A spoonful of sugar makes the spice level go down

Chipotle peppers can be paired with all sorts of cuisines and flavor profiles, but sometimes the spice level can go beyond what you (or your mouth) can handle. Adding some sweetness not only helps balance flavor but also works at subduing the burn. Why? Chipotles and other chilis contain capsaicin, a chemical that clings to the tongue and is why spicy food feels hot. Sugar covers the surface of the tongue, preventing the capsaicin from overwhelming its receptors.

Depending on what you're preparing, you have several different sweet options that you can incorporate to temper the spice. For carnitas or slow-cooked shredded beef, some brown sugar, ketchup, or even grape jelly can provide the meat with a pleasant, sweet-and-spicy flavor. If using chipotles in a marinade for chicken, pork, or vegetables, add a squeeze of honey or agave to mellow the punch. And if you like to grill, add some caramelization and a kick to those ribs or chicken thighs with a maple-chipotle glaze. Dark chocolate and chilis are another classic flavor pairing; use a few squares to bring another dimension of complexity to chili or mole sauce, or even add a little chili to desserts, like cookies or bread pudding. 

Other ways to temper the heat of your canned chipotles

Adding a hit of sweetness is just one of several ways to tame the spice of your chipotle peppers. If you made an extra blazing batch of carnitas for taco night, serve them alongside a cilantro yogurt sauce or sour cream. The protein in dairy tames chili heat thanks to a compound called casein. You can also blend these dairy products with the chipotles themselves to create a harmonious sauce that's good slathered on a sandwich or used as a dip. Heavy cream, cream cheese, or mascarpone have the same effect and may be a better option, depending on the dish.

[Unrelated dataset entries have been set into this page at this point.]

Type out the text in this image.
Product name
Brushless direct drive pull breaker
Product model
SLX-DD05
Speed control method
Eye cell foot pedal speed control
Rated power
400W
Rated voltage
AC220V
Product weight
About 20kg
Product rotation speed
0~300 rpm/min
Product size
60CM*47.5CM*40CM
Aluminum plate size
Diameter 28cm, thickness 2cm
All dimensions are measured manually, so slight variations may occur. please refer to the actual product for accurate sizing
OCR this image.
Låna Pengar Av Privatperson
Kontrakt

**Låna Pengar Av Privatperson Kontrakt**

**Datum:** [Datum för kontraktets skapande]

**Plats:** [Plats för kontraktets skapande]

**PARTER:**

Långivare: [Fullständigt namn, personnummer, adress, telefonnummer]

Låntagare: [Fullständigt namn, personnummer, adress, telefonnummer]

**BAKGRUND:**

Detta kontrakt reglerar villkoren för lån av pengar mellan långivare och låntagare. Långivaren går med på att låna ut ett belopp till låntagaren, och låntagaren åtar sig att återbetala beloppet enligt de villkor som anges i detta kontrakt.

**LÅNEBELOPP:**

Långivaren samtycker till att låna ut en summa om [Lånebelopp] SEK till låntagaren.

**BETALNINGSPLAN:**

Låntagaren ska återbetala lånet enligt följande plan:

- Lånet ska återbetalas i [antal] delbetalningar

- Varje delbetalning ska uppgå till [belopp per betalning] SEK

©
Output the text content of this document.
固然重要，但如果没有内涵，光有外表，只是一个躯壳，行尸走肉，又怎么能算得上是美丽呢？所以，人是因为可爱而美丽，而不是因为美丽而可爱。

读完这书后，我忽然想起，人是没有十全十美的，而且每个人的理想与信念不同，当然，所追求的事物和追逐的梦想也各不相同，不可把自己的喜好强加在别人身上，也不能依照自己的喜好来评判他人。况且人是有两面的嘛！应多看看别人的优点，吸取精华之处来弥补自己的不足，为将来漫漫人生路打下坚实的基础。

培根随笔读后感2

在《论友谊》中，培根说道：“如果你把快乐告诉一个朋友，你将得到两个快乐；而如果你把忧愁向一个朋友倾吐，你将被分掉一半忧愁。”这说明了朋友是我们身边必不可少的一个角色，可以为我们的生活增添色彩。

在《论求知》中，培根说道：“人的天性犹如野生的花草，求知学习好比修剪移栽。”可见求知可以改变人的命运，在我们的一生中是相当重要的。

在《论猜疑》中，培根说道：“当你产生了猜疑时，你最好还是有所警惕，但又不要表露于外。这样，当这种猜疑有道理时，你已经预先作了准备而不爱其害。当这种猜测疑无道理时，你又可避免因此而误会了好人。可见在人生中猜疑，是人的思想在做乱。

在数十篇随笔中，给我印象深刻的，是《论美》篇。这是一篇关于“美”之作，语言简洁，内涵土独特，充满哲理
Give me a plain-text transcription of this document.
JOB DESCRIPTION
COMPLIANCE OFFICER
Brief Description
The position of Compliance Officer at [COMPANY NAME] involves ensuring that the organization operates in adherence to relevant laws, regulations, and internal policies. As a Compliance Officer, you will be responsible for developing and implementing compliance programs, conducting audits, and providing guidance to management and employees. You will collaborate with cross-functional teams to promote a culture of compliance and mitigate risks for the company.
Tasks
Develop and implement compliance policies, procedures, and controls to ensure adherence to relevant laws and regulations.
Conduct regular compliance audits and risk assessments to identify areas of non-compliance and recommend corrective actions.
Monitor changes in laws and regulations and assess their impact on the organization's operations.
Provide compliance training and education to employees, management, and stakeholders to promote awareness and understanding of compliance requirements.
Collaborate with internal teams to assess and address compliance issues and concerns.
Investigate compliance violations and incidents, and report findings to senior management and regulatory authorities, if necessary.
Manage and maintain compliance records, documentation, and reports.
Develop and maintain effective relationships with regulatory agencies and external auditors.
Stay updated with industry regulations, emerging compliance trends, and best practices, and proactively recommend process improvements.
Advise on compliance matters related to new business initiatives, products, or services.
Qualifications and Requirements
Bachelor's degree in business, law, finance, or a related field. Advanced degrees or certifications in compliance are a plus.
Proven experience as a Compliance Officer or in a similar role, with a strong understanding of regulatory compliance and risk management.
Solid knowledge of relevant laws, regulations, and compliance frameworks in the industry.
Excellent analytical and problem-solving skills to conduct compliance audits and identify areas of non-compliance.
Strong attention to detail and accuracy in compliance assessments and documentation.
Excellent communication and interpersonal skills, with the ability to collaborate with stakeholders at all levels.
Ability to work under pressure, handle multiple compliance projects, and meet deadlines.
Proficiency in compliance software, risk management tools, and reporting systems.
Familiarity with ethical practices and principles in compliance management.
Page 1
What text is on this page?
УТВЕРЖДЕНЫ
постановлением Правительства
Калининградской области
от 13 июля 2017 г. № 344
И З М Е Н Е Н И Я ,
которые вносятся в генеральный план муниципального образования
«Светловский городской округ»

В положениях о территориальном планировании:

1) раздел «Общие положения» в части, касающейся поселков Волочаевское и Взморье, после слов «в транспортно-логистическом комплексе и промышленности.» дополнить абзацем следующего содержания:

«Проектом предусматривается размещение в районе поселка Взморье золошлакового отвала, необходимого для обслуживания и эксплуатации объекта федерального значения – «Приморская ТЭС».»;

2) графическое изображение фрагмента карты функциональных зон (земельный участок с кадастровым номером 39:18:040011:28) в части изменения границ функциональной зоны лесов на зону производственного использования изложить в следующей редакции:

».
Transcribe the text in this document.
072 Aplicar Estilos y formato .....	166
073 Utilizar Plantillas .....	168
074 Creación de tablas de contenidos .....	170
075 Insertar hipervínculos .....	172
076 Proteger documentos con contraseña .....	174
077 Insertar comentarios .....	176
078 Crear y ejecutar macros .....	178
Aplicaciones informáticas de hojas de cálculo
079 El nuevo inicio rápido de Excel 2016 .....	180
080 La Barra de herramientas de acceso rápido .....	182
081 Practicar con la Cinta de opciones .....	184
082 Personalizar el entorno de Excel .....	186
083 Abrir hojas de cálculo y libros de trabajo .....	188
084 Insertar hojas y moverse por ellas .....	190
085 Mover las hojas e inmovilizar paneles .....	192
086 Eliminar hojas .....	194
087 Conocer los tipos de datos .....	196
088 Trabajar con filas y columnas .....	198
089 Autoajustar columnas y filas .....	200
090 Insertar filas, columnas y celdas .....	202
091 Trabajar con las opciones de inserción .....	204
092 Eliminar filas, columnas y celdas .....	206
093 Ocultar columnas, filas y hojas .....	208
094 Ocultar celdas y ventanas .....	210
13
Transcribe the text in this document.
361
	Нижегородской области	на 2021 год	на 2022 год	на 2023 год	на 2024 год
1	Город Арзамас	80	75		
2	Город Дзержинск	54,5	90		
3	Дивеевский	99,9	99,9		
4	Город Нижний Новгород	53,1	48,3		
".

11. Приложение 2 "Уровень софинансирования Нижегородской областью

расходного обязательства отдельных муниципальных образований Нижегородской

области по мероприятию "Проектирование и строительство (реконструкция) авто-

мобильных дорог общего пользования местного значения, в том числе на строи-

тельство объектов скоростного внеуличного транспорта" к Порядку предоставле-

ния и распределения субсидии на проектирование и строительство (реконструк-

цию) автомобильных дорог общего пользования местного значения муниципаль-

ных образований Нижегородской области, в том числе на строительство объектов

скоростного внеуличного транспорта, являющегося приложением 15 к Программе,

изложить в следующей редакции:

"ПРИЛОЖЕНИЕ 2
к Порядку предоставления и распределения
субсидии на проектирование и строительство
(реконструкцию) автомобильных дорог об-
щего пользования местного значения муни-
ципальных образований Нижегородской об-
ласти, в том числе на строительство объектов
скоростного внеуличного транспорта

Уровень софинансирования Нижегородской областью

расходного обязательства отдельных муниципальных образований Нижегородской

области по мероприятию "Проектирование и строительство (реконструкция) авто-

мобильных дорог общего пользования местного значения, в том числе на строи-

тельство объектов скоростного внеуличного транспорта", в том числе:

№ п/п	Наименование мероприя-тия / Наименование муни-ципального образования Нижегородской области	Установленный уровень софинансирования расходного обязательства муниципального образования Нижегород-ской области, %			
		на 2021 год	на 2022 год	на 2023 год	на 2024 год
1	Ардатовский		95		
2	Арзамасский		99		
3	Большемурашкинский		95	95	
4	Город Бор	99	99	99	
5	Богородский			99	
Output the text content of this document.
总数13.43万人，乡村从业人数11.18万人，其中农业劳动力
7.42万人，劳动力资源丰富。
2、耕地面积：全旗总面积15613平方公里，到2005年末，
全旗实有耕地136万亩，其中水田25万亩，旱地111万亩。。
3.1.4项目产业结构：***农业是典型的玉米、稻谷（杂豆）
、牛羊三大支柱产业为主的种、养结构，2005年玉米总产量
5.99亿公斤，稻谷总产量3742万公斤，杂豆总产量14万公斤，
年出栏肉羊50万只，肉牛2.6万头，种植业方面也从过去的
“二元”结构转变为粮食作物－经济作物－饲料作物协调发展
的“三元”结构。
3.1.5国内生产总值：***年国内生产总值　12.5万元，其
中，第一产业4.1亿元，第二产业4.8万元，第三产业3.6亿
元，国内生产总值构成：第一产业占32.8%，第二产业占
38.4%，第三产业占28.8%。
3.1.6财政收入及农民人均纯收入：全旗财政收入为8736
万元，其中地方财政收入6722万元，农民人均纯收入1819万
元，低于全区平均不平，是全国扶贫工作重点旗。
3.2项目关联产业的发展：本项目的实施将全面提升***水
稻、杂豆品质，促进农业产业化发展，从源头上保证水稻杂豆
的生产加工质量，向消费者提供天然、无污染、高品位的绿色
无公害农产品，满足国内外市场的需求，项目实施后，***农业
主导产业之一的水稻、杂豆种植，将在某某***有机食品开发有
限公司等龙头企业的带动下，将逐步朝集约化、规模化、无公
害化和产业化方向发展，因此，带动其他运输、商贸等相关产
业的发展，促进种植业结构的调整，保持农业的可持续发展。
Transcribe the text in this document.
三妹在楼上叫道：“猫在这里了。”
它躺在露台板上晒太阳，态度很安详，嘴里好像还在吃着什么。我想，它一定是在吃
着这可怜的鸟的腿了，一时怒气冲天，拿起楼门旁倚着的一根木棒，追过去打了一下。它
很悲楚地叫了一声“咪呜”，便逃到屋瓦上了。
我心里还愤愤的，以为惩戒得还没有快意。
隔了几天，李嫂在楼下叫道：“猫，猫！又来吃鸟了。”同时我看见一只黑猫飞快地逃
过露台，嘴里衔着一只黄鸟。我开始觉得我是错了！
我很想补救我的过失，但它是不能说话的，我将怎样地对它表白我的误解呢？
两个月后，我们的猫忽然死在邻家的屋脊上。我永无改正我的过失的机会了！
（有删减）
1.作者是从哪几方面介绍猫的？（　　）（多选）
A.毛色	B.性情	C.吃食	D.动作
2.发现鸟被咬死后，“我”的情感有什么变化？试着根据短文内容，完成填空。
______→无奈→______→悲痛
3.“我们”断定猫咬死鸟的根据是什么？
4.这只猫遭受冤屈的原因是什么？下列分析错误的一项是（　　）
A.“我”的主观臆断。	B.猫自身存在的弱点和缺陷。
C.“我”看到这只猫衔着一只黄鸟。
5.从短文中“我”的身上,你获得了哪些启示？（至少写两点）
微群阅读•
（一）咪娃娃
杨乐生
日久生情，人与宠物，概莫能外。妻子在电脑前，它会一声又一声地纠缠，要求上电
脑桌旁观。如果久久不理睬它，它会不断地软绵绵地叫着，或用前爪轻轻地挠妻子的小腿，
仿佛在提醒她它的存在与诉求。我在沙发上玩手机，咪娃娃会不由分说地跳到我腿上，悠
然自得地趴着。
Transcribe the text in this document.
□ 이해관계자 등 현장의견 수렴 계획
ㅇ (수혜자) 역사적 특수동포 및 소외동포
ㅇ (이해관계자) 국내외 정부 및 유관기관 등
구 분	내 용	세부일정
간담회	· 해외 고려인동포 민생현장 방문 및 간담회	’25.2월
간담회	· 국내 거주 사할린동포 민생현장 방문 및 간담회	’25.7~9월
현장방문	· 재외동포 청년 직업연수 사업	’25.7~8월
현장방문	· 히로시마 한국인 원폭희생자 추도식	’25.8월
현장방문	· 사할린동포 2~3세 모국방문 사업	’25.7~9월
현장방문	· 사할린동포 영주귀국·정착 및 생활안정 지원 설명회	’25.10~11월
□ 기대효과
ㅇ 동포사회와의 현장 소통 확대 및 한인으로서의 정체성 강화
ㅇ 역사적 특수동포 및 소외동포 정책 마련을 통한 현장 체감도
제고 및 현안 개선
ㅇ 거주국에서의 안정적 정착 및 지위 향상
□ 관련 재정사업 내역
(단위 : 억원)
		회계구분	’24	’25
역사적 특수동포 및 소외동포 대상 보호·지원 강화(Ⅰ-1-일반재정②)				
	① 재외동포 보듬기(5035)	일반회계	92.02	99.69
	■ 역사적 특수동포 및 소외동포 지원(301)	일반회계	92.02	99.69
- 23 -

Citrus fruits are also helpful at subduing spice because the high-acid content counteracts the alkaline nature of the capsaicin. Try squeezing some orange or lime into your next marinade if you find that it's too intense. Incorporating some fat is another option for lowering the spice level of your foods. For example, the fats and oils inherent in peanut butter work towards dissolving the capsaicin, effectively neutralizing its irritating effects, which is one of the reasons it's such a clever addition to chili. But if you're aiming for that balance of sugar and spice, temper your chipotles with something sweet.